Inject one or more secrets into a job with --secret:
# Inject as env var HF_TOKEN, referencing the secret named HF_TOKEN
vesslctl job create ... --secret HF_TOKEN

# Inject as env var OPENAI_API_KEY, referencing the secret named openai-prod
vesslctl job create ... --secret OPENAI_API_KEY=openai-prod

# Multiple secrets
vesslctl job create ... --secret HF_TOKEN --secret OPENAI_API_KEY
  • --secret NAME injects the secret as an env var with the same name.
  • --secret KEY=NAME injects the secret as env var KEY, referencing the secret named NAME.
  • If the same env-var key appears in both --env and --secret, the plaintext --env value takes precedence.
Workspaces don’t support secret injection yet. Secrets ship for jobs today; workspace support is on the roadmap.

Update a secret

Rotate the value, rename the env-var key, or edit the description:
# Rotate the value (interactive prompt)
vesslctl secret update <slug>

# Rotate the value from an env var
vesslctl secret update <slug> --from-env NEW_HF_TOKEN

# Rename the env-var key (metadata-only, no value rotation)
vesslctl secret update <slug> --key NEW_KEY

# Edit the description
vesslctl secret update <slug> --description "Rotated 2026-05"
Running workloads do not pick up updated secret values automatically. Restart the workload to use the new value.

List and delete secrets

# List active secrets
vesslctl secret list

# Include soft-deleted entries
vesslctl secret list --include-deleted

# Delete (with confirmation)
vesslctl secret delete <slug>

# Delete without confirmation
vesslctl secret delete <slug> -y

FAQ

Only Organization admin users can create, update, or delete secrets.

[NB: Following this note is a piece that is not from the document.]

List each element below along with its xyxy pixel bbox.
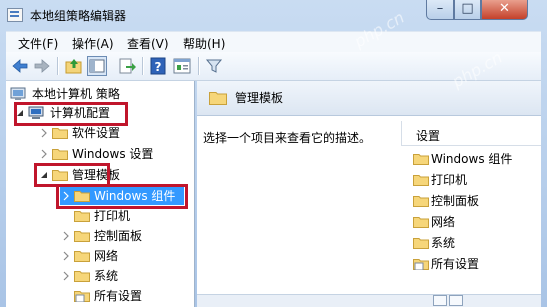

Members can see secret names and metadata and reference a secret by name when creating a job — they don’t need admin access to use one. (A saved value can’t be viewed again by anyone, member or admin; this isn’t a member-only limit.)
The value is sealed with your organization’s public key on your machine (libsodium sealed-box) before it’s sent, so the plaintext never appears in request bodies or access logs. VESSL Cloud stores only the ciphertext — re-encrypted at rest with a master key — and decrypts it server-side only to inject it into your workload when you submit a job. Access is governed by our SOC 2 Type II controls.
Name is your identifier (unique per organization). Key is the env-var-shaped reference used by default when injecting into a workload. Keep them identical for simplicity (HF_TOKEN/HF_TOKEN), or use distinct names when you need multiple secrets that map to the same env var (for example, hf-prod and hf-staging, both with key HF_TOKEN).
The plaintext --env KEY=value takes precedence — its value is used and the --secret KEY=name reference for the same key is ignored.
No. Secrets are injected at container start. Restart the workload to pick up the new value.
Yes. Deleted secrets are soft-deleted, so the name becomes available immediately. Pass --include-deleted to vesslctl secret list to inspect the history.